We had activities back then, too. I can remember sliding down the hill, ice skating, fishing, and even hunting. Albert still calls me a tom boy. I can handle a shot gun as good as any man or so he says. We also went to taffy pulls, dinners, singings and more when I was young. At home we played games, soft ball, and alike. Our yard swing was a wooden board hung from our tree.
Albert and I got married when I was 16 and he was 18. My parents weren't really happy that I chose him. Mother said years later that she and Father had made a mistake in not wanting me to marry Albert. They had the wedding at our home, but weren't happy. Albert stuttered and back in those days they tought if you couldn't talk right, you couldn't learn. I am glad times have changed. Over the years Albert got over the stutter, but still talks soft and a bit slower than most. Albert didn't learn to read until he was in his 60's. School just passed him over, but he did know farming and building. He still figures how much lumber they need for Jean's house, how much nails, etc. Because Jean asked, he will lead the building of her house. He said hers would be the last that he leads, but he's said that before.

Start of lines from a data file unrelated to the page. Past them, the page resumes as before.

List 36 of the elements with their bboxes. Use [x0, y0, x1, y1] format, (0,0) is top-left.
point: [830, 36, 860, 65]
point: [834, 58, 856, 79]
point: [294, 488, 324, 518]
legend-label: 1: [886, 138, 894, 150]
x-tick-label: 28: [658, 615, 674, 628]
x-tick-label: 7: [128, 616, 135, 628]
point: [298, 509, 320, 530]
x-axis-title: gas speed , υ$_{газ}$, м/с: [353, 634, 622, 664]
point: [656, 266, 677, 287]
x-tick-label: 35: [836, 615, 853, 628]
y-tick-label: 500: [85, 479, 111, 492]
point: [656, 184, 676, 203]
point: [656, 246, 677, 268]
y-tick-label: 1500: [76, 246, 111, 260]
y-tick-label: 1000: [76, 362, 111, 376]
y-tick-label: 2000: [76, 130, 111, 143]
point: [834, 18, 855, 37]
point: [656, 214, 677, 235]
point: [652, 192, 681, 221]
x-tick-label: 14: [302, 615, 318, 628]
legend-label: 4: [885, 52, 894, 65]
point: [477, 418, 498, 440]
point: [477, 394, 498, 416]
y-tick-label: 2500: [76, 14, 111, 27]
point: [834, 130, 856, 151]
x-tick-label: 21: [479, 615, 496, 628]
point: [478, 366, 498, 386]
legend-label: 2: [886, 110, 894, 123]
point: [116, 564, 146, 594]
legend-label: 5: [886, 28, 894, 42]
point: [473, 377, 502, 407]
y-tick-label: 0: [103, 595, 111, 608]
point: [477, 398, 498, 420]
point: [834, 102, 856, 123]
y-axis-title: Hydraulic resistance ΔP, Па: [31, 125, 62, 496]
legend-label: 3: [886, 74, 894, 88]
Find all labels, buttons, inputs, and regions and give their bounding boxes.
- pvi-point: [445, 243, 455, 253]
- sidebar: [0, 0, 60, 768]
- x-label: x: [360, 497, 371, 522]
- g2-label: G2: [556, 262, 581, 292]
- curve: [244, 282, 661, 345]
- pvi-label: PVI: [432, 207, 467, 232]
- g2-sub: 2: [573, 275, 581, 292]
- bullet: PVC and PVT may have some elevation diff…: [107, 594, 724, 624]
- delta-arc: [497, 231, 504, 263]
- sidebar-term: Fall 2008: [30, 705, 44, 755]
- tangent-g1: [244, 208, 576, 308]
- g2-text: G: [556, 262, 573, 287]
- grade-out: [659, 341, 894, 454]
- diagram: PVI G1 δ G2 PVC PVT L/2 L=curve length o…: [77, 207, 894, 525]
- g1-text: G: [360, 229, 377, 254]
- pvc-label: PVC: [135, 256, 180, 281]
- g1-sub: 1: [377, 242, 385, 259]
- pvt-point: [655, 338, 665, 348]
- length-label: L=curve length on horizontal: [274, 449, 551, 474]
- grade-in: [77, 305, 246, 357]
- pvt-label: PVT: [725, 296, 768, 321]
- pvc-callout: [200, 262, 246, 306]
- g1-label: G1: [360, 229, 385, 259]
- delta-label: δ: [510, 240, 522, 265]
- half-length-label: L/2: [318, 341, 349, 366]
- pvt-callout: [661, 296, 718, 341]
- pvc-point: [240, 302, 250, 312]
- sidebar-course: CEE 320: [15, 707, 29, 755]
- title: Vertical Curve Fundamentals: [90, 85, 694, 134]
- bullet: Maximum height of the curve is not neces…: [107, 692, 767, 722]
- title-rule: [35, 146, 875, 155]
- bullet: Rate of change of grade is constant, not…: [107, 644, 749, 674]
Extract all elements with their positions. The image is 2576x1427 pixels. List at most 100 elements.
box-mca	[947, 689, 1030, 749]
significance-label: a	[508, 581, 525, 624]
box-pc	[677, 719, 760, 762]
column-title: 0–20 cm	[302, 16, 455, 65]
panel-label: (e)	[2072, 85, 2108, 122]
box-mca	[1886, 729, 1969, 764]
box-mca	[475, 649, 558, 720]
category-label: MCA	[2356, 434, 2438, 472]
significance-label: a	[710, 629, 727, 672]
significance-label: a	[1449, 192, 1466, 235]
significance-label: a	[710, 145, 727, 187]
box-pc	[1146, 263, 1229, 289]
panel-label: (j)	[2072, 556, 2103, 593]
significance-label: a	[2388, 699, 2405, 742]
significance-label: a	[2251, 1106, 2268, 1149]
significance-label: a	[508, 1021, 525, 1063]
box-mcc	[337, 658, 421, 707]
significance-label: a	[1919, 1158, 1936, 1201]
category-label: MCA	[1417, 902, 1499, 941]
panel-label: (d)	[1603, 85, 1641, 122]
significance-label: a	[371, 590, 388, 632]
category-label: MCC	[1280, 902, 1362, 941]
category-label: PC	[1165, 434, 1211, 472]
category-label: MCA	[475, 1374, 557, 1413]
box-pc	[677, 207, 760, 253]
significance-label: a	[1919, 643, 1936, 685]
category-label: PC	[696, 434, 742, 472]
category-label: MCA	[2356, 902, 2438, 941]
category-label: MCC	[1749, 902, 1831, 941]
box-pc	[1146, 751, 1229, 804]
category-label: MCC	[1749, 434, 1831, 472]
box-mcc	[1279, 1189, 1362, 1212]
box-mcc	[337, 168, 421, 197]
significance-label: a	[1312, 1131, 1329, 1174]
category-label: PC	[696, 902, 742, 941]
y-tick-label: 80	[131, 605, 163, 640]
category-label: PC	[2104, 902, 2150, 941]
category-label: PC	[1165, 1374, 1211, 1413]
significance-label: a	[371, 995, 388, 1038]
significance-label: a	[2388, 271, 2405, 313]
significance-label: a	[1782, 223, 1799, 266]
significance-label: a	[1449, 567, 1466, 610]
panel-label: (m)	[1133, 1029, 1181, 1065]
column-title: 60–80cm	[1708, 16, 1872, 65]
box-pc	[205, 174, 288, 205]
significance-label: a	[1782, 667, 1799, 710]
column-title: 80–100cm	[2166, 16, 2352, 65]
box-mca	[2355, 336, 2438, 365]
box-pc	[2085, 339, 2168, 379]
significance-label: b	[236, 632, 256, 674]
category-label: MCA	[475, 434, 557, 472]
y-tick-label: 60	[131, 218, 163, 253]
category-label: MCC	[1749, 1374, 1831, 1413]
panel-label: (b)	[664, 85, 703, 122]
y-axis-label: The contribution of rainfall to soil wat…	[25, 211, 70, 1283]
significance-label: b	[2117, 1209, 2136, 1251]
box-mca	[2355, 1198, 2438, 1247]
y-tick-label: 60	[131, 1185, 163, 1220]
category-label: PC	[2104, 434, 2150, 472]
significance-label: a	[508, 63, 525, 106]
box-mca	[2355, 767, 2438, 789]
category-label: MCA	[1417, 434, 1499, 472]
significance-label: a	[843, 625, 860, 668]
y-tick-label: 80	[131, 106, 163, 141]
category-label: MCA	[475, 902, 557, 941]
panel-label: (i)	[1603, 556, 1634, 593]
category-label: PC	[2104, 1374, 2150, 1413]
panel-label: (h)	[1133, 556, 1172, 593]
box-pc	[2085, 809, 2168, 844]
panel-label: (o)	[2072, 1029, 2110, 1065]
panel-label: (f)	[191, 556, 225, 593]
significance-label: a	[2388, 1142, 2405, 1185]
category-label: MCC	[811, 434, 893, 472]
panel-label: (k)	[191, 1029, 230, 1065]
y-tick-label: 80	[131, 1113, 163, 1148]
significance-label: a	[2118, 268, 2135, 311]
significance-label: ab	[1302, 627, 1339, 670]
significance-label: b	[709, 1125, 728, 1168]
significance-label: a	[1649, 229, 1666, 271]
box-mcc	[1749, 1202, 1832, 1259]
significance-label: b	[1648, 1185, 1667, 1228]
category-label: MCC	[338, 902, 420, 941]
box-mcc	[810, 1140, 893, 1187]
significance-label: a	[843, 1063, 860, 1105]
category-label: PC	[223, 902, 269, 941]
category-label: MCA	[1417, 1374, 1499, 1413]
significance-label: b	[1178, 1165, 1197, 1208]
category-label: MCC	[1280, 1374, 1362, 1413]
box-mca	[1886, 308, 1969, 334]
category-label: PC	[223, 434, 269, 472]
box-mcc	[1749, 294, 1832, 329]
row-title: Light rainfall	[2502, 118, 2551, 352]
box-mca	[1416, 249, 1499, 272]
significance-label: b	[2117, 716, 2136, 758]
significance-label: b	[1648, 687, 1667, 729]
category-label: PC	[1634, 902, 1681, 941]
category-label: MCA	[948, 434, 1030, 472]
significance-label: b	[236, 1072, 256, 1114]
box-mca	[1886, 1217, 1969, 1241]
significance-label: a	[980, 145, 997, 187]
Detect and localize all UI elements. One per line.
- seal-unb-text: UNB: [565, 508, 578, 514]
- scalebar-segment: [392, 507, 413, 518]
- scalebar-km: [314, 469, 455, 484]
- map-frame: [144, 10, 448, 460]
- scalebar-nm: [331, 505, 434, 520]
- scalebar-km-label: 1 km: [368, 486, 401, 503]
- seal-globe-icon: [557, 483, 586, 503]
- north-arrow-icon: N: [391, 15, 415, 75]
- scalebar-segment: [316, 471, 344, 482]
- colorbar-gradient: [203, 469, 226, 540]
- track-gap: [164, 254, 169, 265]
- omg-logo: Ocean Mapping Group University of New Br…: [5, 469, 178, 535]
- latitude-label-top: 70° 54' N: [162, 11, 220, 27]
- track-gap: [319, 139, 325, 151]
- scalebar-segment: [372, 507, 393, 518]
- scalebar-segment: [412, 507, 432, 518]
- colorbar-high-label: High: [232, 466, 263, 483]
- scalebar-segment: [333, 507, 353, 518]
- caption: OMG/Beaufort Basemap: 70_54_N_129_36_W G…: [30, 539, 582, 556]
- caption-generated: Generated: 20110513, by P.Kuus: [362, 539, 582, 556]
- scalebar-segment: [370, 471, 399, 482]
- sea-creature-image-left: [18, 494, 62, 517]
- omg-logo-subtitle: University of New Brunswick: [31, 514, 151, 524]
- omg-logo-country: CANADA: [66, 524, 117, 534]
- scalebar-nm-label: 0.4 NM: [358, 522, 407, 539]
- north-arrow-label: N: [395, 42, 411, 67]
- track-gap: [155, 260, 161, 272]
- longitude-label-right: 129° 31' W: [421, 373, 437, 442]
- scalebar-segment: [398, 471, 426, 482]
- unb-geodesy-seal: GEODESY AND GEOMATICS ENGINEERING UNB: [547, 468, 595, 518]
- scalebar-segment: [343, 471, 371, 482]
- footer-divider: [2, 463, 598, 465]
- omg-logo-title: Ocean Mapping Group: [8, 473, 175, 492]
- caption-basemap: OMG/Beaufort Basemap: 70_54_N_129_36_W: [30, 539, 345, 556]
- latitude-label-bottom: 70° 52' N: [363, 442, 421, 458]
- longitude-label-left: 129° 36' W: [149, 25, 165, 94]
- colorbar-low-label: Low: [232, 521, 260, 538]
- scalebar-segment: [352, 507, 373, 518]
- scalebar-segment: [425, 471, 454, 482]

Albert and I had 12 children-10 are still living. We have 83 grandchildren, 111 great grandchildren with two on the way and five great great-grandchildren.. Before you ask, this includes Michel and Edward, Jean and David's son and almost son plus David Jr. and Susan. All live close by except two of our sons and their children live out of state. We do have large family picnics.
Well I guess I told you most of my life. We've had a lot of great times and hard times, but the Lord has led us through. Am I glad we have electric, indoor plumbing, gas tractors and more-I sure am. But I never missed what we didn't have-until I got it.